What the End of the COVID-19 Public Health Emergency Will Mean for Employers
The current COVID-19 public health emergency declaration has now been in place for more than two years – since January 2020. While a new wave could cause its extension, it will most likely end this summer.
Several policies that grant health care providers and payers extended authorities and flexibilities have been tied to the public health emergency, meaning these policies will go away when the public health emergency ends. But the health system has grown used to these extended authorities, and large employers need to be prepared for the potential impact of these policy shifts.
Several policies that will have a direct impact on large employers and other purchasers when the public health emergency ends are described below.

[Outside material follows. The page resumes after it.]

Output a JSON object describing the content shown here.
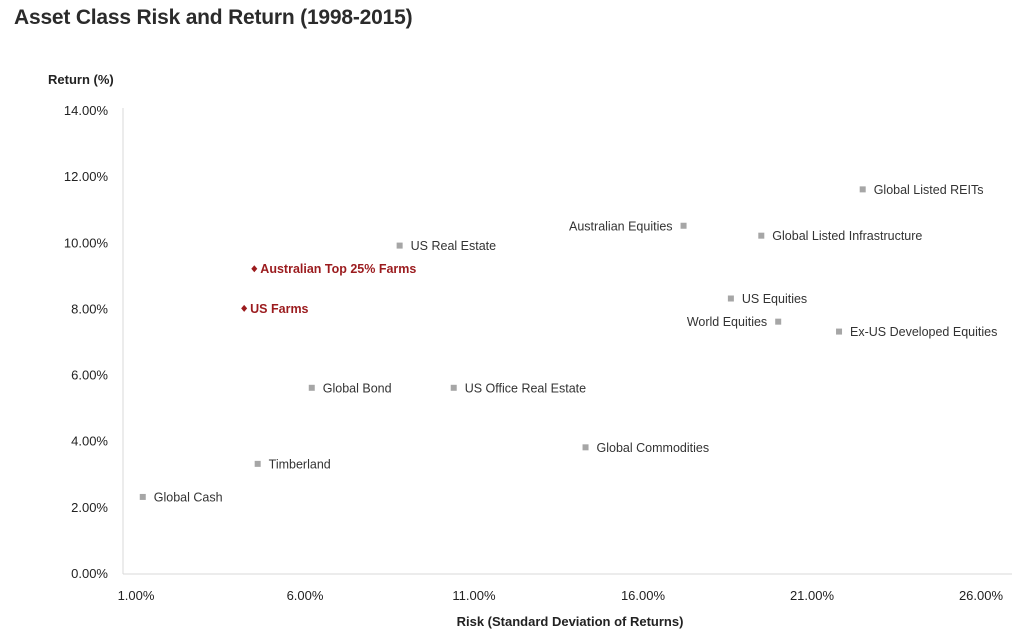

Discretion on HIPAA enforcement: To increase access to telehealth and ease the burden on providers, telehealth can be delivered on non-HIPAA compliant platforms. This discretion on HIPAA enforcement will end with the public health emergency. Most employers have moved to HIPAA-compliant platforms as the pandemic has stretched on, but those who have not will need to ensure all telehealth vendors are HIPAA-compliant when the public health emergency ends.
Waiver of Medicare site-of-service and benefits rules: The waiver of Medicare site-of-service and benefits rules is also tied to the public health emergency. While this does not have a direct impact on employers, some follow Medicare rules on site-of-service and benefits. It is important for employers who do to be aware that the waiver will end with the public health emergency.
State licensure flexibilities: One of the challenges with telehealth is that physicians will have to be licensed in the same state as the patient receiving care. Some states have created significant new licensure flexibilities to improve access to telehealth providers, though not all states have tied those flexibilities to the public health emergency. To the extent employers are using telehealth providers who are in a different state from employees, they should investigate if their state licensure flexibilities will end with the public health emergency and adjust policies accordingly.
Pre-deductible coverage: The CARES Act of 2020 allowed for coverage of telehealth services pre-deductible in high-deductible health plans. Many employers have chosen to take advantage of this option because it provides better access to care for their employees. This provision, which does not fall under the public health emergency, expired in December 2021 but was just renewed effective April 1 and will end on December 31, 2022. While some policymakers have signaled their intent to make the provision permanent, the on-again, off-again nature of the expiration and renewal has created a sense of “whiplash” for employees and employers. Employers must decide whether they will re-enact this policy with its currently limited duration.
Enhanced federal match and continuous coverage: To reduce the rates of uninsured people during the pandemic, two Medicaid changes were put into effect – an enhanced federal match rate and a continuous coverage requirement. Both will go away when the public health emergency ends, and it is expected that more than 10 million people will lose Medicaid coverage. As people lose coverage, employers should be prepared for a possible increase in the number of people seeking employer-sponsored insurance.
Enhanced subsidies: Although not tied directly to the public health emergency, in response to COVID-19, enhanced subsidies were implemented in the individual market to help uninsured people get and stay covered during the COVID-19 pandemic. These subsidies expire on December 31, 2022. If the public health emergency and Medicaid provisions end in July, enhanced subsidies may enable people losing Medicaid coverage to purchase inexpensive coverage on Affordable Care Act health insurance exchanges. When the enhanced subsidies in the individual market expire, it is expected that there will be an increase in people joining employer-sponsored insurance coverage, in particular partners of employees already enrolled.